I’m reading a science fiction book based on quantum messaging that explores things a bit. Being fiction, I’m not sure just how much I would lend to it, but one of the effects of quantum communication is that time is not a factor either. The book explores messages to the past.

Related to this, though, the beauty of quantum messaging would be that it is faster than any method among methods. Faster than light, via superluminal communication.

So the fact they pair this on top of light waves makes me think this is a step … back? Either way though, quantum mechanics is extremely interesting.

Well said!

Er, I think this might be a spam bot. A few posts, mostly product recommendations and this is straight from this lecture here:

But was it quantum posted in the past, or the future?

It’s complicated, this will explain it:

Interesting.

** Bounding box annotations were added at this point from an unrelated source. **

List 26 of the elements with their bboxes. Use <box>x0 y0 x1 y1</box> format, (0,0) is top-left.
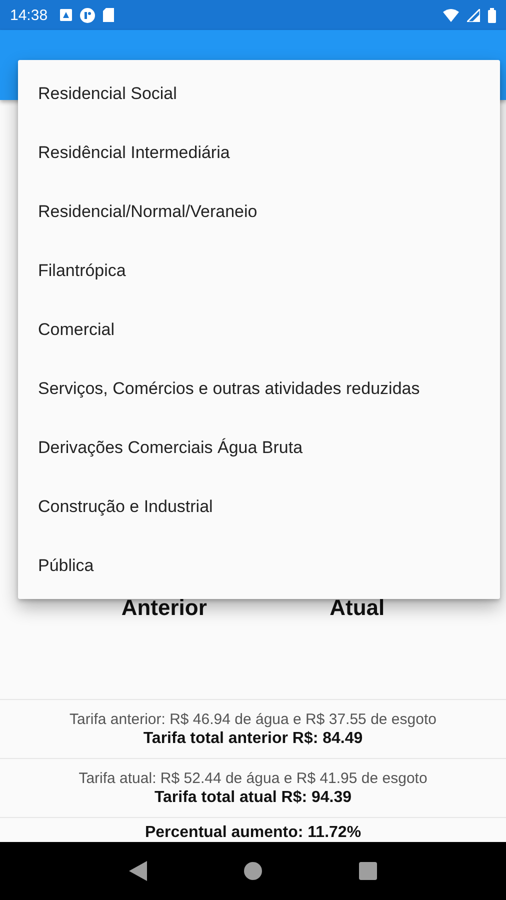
tariff-total: Tarifa total atual R$: 94.39 <box>154 788 352 806</box>
home-icon[interactable] <box>244 862 262 880</box>
notification-icon <box>80 8 95 22</box>
column-heading: Anterior <box>121 595 207 621</box>
menu-item[interactable]: Residêncial Intermediária <box>18 123 500 182</box>
menu-item[interactable]: Serviços, Comércios e outras atividades reduzidas <box>18 359 500 418</box>
recents-icon[interactable] <box>359 862 378 880</box>
menu-item[interactable]: Construção e Industrial <box>18 477 500 536</box>
signal-icon <box>467 8 480 22</box>
menu-item[interactable]: Residencial/Normal/Veraneio <box>18 182 500 241</box>
tariff-total: Tarifa total anterior R$: 84.49 <box>143 730 363 748</box>
wifi-icon <box>443 8 459 22</box>
column-heading: Atual <box>330 595 385 621</box>
menu-item[interactable]: Residencial Social <box>18 64 500 123</box>
tariff-detail: Tarifa anterior: R$ 46.94 de água e R$ 37.55 de esgoto <box>70 710 436 728</box>
increase-percentage: Percentual aumento: 11.72% <box>144 824 362 842</box>
menu-item[interactable]: Pública <box>18 536 500 595</box>
status-time: 14:38 <box>10 6 48 24</box>
menu-item[interactable]: Comercial <box>18 300 500 359</box>
menu-item[interactable]: Filantrópica <box>18 241 500 300</box>
notification-icon <box>60 9 72 21</box>
sd-card-icon <box>102 8 114 22</box>
tariff-detail: Tarifa atual: R$ 52.44 de água e R$ 41.95 de esgoto <box>78 770 428 786</box>
menu-item[interactable]: Derivações Comerciais Água Bruta <box>18 418 500 477</box>
battery-icon <box>488 8 496 22</box>
back-icon[interactable] <box>128 861 147 881</box>
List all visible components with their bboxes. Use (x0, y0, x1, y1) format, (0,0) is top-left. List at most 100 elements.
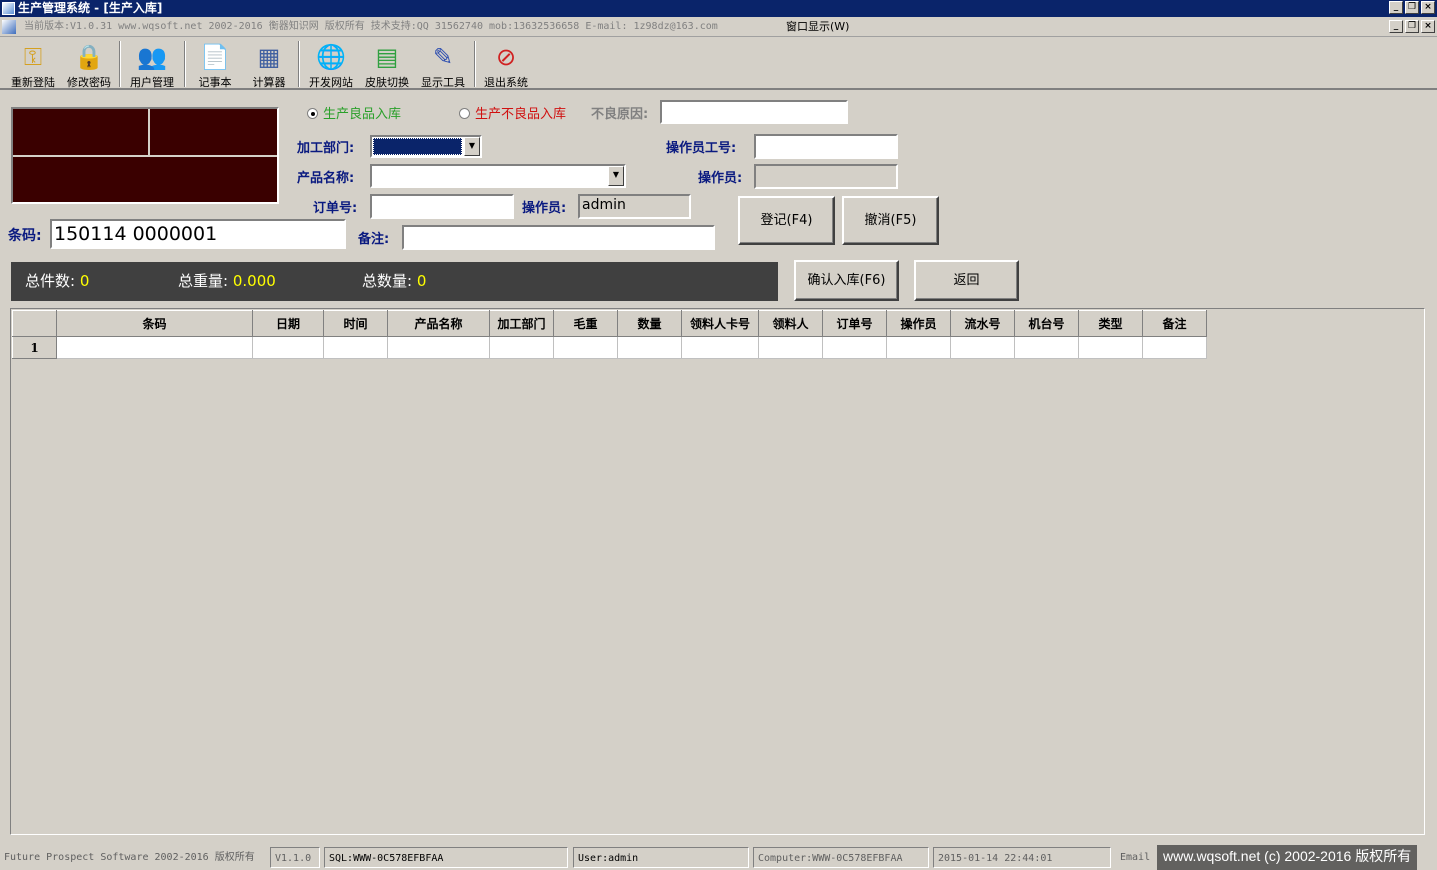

So where did this come from?

Clever bot programmed to respond to replies with simple language replies of it’s own? I am by no means an expert in the design of bots, but it seems plausible, particularly as an actual reply would notify the bot and prompt a programmed response.

Seems the posts have been removed now. I am always wary of very new users bumping very old threads (as he did in the chair thread) with a random product recommendations and little in the way of exposition in any post anywhere.

Understood. You bring much honour upon our simple forum. :)

;)

Why is only part of that in quotes?

That’s what you get for copying and pasting a meme some other dude on the internet made, I guess.

Would any of the physics trained board members care to comment on this paper about vacuum energy driving the expansion of the universe?